First Choice Health Protects Patient Data & Meets HIPAA Compliance

As an American healthcare services provider First Choice Health has a duty of care to ensure that the sensitive electronic health records (EHR) of their customers are secured in compliance with the Health Insurance Portability and Accountability Act of 1996 (HIPAA).

To meet HIPAA compliance, covered entities need to address key vulnerabilities such as the security risks associated with portable storage devices including USB flash drives, mobile devices, and portable hard drives.

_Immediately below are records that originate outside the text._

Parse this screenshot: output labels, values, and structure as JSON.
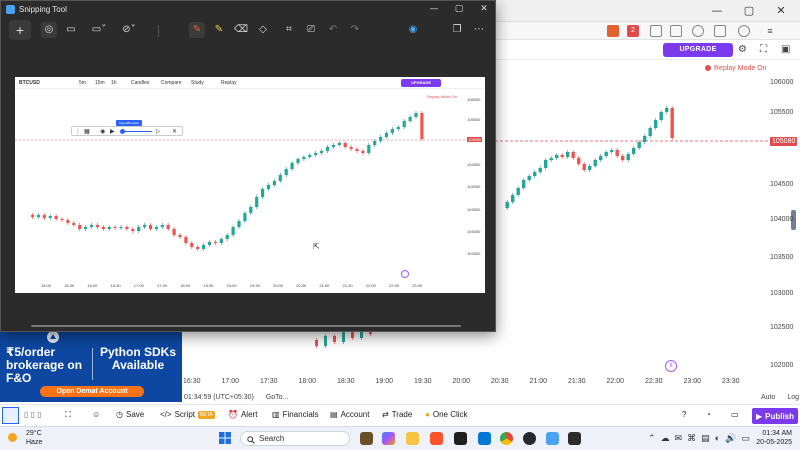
{
  "browser": {
    "tab_count_badge": "2"
  },
  "tradingview": {
    "upgrade_label": "UPGRADE",
    "replay_mode_label": "Replay Mode On",
    "current_price_tag": "105080",
    "y_axis_labels": [
      "106000",
      "105500",
      "105080",
      "104500",
      "104000",
      "103500",
      "103000",
      "102500",
      "102000"
    ],
    "x_axis_labels": [
      "16:30",
      "17:00",
      "17:30",
      "18:00",
      "18:30",
      "19:00",
      "19:30",
      "20:00",
      "20:30",
      "21:00",
      "21:30",
      "22:00",
      "22:30",
      "23:00",
      "23:30"
    ],
    "time_display": "01:34:59 (UTC+05:30)",
    "goto_label": "GoTo...",
    "auto_label": "Auto",
    "log_label": "Log",
    "bottom_toolbar": {
      "save": "Save",
      "script": "Script",
      "script_badge": "BETA",
      "alert": "Alert",
      "financials": "Financials",
      "account": "Account",
      "trade": "Trade",
      "one_click": "One Click",
      "publish": "Publish"
    },
    "candle_colors": {
      "up": "#26a69a",
      "down": "#ef5350"
    }
  },
  "ad": {
    "headline_left": "₹5/order brokerage on F&O",
    "headline_right": "Python SDKs Available",
    "cta": "Open Demat Account"
  },
  "snipping_tool": {
    "title": "Snipping Tool",
    "inner": {
      "symbol": "BTCUSD",
      "interval": "5m",
      "tabs": [
        "5m",
        "15m",
        "1h",
        "Candles",
        "Compare",
        "Study",
        "Replay"
      ],
      "upgrade_label": "UPGRADE",
      "replay_mode_label": "Replay Mode On",
      "speed_tooltip": "Speed/Position",
      "price_tag": "105080",
      "y_axis_labels": [
        "106000",
        "105500",
        "105080",
        "104500",
        "104000",
        "103500",
        "103000",
        "102500"
      ],
      "x_axis_labels": [
        "15:00",
        "15:30",
        "16:00",
        "16:30",
        "17:00",
        "17:30",
        "18:00",
        "18:30",
        "19:00",
        "19:30",
        "20:00",
        "20:30",
        "21:00",
        "21:30",
        "22:00",
        "22:30",
        "23:30"
      ]
    }
  },
  "taskbar": {
    "temperature": "29°C",
    "weather": "Haze",
    "search_placeholder": "Search",
    "time": "01:34 AM",
    "date": "20-05-2025"
  }
}
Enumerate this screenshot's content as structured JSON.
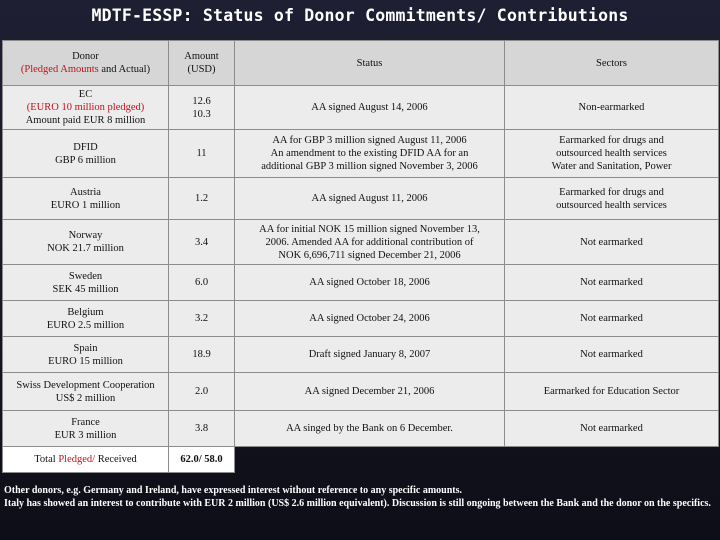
{
  "title": "MDTF-ESSP: Status of Donor Commitments/ Contributions",
  "headers": {
    "donor_line1": "Donor",
    "donor_pledged": "(Pledged Amounts",
    "donor_actual": " and Actual)",
    "amount_line1": "Amount",
    "amount_line2": "(USD)",
    "status": "Status",
    "sectors": "Sectors"
  },
  "rows": [
    {
      "donor": [
        "EC",
        "(EURO 10 million pledged)",
        "Amount paid EUR 8 million"
      ],
      "donor_red_line": 1,
      "amount": [
        "12.6",
        "10.3"
      ],
      "status": [
        "AA signed  August 14, 2006"
      ],
      "sectors": [
        "Non-earmarked"
      ]
    },
    {
      "donor": [
        "DFID",
        "GBP 6  million"
      ],
      "amount": [
        "11"
      ],
      "status": [
        "AA  for GBP 3 million signed August 11, 2006",
        "An amendment to the existing DFID AA for an",
        "additional GBP 3 million signed November 3, 2006"
      ],
      "sectors": [
        "Earmarked for drugs and",
        "outsourced health services",
        "Water and Sanitation, Power"
      ]
    },
    {
      "donor": [
        "Austria",
        "EURO 1 million"
      ],
      "amount": [
        "1.2"
      ],
      "status": [
        "AA signed August 11, 2006"
      ],
      "sectors": [
        "Earmarked for drugs and",
        "outsourced health services"
      ]
    },
    {
      "donor": [
        "Norway",
        "NOK  21.7 million"
      ],
      "amount": [
        "3.4"
      ],
      "status": [
        "AA for initial  NOK 15 million signed November 13,",
        "2006.  Amended AA for additional contribution of",
        "NOK 6,696,711 signed December 21, 2006"
      ],
      "sectors": [
        "Not earmarked"
      ]
    },
    {
      "donor": [
        "Sweden",
        "SEK 45  million"
      ],
      "amount": [
        "6.0"
      ],
      "status": [
        "AA signed October 18, 2006"
      ],
      "sectors": [
        "Not earmarked"
      ]
    },
    {
      "donor": [
        "Belgium",
        "EURO 2.5  million"
      ],
      "amount": [
        "3.2"
      ],
      "status": [
        "AA signed October 24, 2006"
      ],
      "sectors": [
        "Not earmarked"
      ]
    },
    {
      "donor": [
        "Spain",
        "EURO 15  million"
      ],
      "amount": [
        "18.9"
      ],
      "status": [
        "Draft signed January 8, 2007"
      ],
      "sectors": [
        "Not earmarked"
      ]
    },
    {
      "donor": [
        "Swiss Development Cooperation",
        "US$ 2 million"
      ],
      "amount": [
        "2.0"
      ],
      "status": [
        "AA signed December 21, 2006"
      ],
      "sectors": [
        "Earmarked for Education Sector"
      ]
    },
    {
      "donor": [
        "France",
        "EUR 3 million"
      ],
      "amount": [
        "3.8"
      ],
      "status": [
        "AA singed by the Bank on 6 December."
      ],
      "sectors": [
        "Not earmarked"
      ]
    }
  ],
  "total": {
    "label_prefix": "Total ",
    "label_pledged": "Pledged/",
    "label_suffix": " Received",
    "amount_pledged": "62.0/",
    "amount_received": " 58.0"
  },
  "notes": [
    "Other donors, e.g. Germany and Ireland, have expressed interest without reference to any specific amounts.",
    "Italy has showed an interest to contribute with EUR 2 million (US$ 2.6 million equivalent).  Discussion is still ongoing between the Bank and the donor on the specifics."
  ],
  "colors": {
    "accent_red": "#c0121c",
    "background": "#1a1a2e",
    "cell": "#ececec"
  }
}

Unrestricted access to USB ports facilitates the unauthorized copying of data to removable media and the use of portable storage devices which could be infected with malicious software.

For the healthcare industry as a whole, insider threats pose a significant risk; Verizon’s 2018 Protected Health Information Data Breach Report (PHIDBR) found that 58% of data breaches in the healthcare industry involved insiders.

To protect against this prominent threat First Choice Health knew that they needed endpoint data loss prevention software with USB control features.

As a technical safeguard AccessPatrol provides several key protections against portable storage devices:

• Custom Permissions: Assign read-only, no access, and full access for USB devices based on user, device, or organizational unit.
• USB Control: Prevent employees from using unauthorized devices that can be used to transmit ransomware and illicitly exfiltrate data.
• File Transfer Visibility: Alert administrators to suspicious file activity and maintain an auditable log of files that have been copied, created, and deleted on USB devices.

In addition to meeting their USB security requirements, AccessPatrol provides First Choice Health with an easy-to-use interface where they can effortlessly adjust their removable media policies on an as-needed basis. This flexibility was essential for keeping data safe without interrupting the efficiency of patient care.